Bild: picture alliance/Wildlife

Der Wind pfeift schon am Flughafen, es ist bitterkalt in diesen Novembertagen in Warschau. Für viele Delegierte der UN-Klimakonferenz ist das ein Temperaturschock. Sie kommen aus Asien, Afrika oder Lateinamerika und sind die schneidende Kälte in der polnischen Hauptstadt nicht gewöhnt. Schon am Flughafen gehen einige auf die Suche nach Schals, Handschuhen oder Mützen. Sowohl hier, als auch sonst in der Stadt: Der 19. Weltklimagipfel (COP19) ist erstaunlich wenig präsent. Überhaupt nehmen die meisten Polen wenig Notiz von dem Mega-Event. Die Diskussionen um den Kampf gegen den Klimawandel sind nicht die Aufmacher der Nachrichtensendungen.

Am Kulturpalast, im Zentrum der Stadt, hängt ein großes Plakat, das die Gäste begrüßt. Drinnen wirbt eine Ausstellung für erneuerbare Energien, finanziert vom polnischen Umweltministerium. Der Andrang hält sich in Grenzen. Geduldig erklärt der mittelständische Unternehmer Witold Glen den wenigen Besuchern der Ausstellung, wie das neue Heizsystem seiner Firma funktioniert. „Sie können mit unserem System bis zu 70 Prozent der Energiekosten sparen, da rechnen sich die Investitionen recht schnell“, erzählt er. 37 Patente hält das Unternehmen Makroterm, zwei Mal wurde das System, beruhend auf Solarzellen, Holz und Brennwertkessel, ausgezeichnet.

Holz als Rohstoff: global und immer nachhaltig?

Das Holz für die Brennkessel kommt nicht nur aus der Region, Holz ist schon lange ein global gehandelter Rohstoff – um dessen nachhaltige Gewinnung es auch im Fußballstadion geht. Dort treffen sich die Delegierten zur Weltklimakonferenz und diskutieren in dutzenden Briefings und Hintergrundgesprächen, wie gegen den Klimawandel vorgegangen werden soll. Wissenschaftler sind hier, Politiker, Vertreter von Nichtregierungsorganisationen - angereist aus der ganzen Welt. Deutschland wirbt für seine Internationale Klimaschutzinitiative, die Europäische Union für ihre diversen Schutzprogramme.

Ein Topthema: der REDD-Mechanismus. REDD steht für „Reduzierte Emissionen aus Waldzerstörung und Walddegradierung“ und soll als Programm helfen, Wälder zu erhalten. Denn die sind nicht nur wichtige Kohlendioxidspeicher, sondern auch Lebensraum für viele Tiere und Pflanzen.

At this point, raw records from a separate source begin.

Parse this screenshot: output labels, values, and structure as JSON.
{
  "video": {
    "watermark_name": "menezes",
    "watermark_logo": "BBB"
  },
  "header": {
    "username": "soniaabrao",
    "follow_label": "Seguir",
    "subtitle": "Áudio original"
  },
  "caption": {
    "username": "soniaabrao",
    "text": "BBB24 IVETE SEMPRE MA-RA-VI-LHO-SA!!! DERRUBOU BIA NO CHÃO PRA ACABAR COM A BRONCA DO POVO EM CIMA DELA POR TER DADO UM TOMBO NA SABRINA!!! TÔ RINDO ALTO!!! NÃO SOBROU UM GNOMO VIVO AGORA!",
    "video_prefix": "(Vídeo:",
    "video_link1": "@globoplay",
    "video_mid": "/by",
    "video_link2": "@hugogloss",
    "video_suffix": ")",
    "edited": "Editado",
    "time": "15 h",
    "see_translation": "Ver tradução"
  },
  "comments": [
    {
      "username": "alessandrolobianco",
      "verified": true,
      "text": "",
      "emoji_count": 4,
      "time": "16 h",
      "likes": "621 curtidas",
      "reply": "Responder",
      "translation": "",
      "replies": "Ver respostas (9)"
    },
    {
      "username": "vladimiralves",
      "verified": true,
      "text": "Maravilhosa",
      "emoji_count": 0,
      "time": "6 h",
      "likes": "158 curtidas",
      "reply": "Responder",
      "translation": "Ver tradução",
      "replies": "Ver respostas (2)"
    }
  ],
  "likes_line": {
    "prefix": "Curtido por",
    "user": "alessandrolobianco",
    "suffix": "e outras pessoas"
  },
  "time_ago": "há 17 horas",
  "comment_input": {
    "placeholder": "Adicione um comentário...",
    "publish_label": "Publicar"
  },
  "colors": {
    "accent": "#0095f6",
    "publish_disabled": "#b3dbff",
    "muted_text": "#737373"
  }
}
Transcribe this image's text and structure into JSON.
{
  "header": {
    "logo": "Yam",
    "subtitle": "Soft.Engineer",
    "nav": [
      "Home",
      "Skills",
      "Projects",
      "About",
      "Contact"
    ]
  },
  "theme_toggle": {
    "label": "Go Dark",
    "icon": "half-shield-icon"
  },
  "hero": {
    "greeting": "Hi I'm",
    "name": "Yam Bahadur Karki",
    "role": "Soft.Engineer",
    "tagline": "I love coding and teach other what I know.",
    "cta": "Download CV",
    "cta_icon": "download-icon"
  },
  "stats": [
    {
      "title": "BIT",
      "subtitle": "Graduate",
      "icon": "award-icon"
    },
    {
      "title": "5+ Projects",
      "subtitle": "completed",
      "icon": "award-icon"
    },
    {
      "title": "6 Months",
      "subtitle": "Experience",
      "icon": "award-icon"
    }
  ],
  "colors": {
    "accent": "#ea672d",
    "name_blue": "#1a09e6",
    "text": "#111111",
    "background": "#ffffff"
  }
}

Ein Stück natürlicher Urwald mit vielen Arten darin, ist wertvoller, als dieselbe Fläche mit forstwirtschaftlicher Monokultur.

REDD: Kampf gegen die Abholzung von Wald

Programme wie REDD+ sollen finanzielle Anreize schaffen, den Wald in seiner ursprünglichen Form zu erhalten. Doch wie misst man den Erfolg dieser Programme? Woher weiß man, ob Waldflächen wirklich in dem Umfang erhalten geblieben sind wie versprochen? „Es gibt Wissenslücken“, sagt Serena Pontoglio, die bei der Europäischen Kommission im Bereich Forschung und Innovation arbeitet. Es fehle an verifizierbaren Daten. Die könnten unter anderem mit Geldern aus dem EU-Programm Horizon2020 erhoben werden: 35 Prozent der Forschungsmittel sind für Untersuchungen zum Klimawandel bereitgestellt.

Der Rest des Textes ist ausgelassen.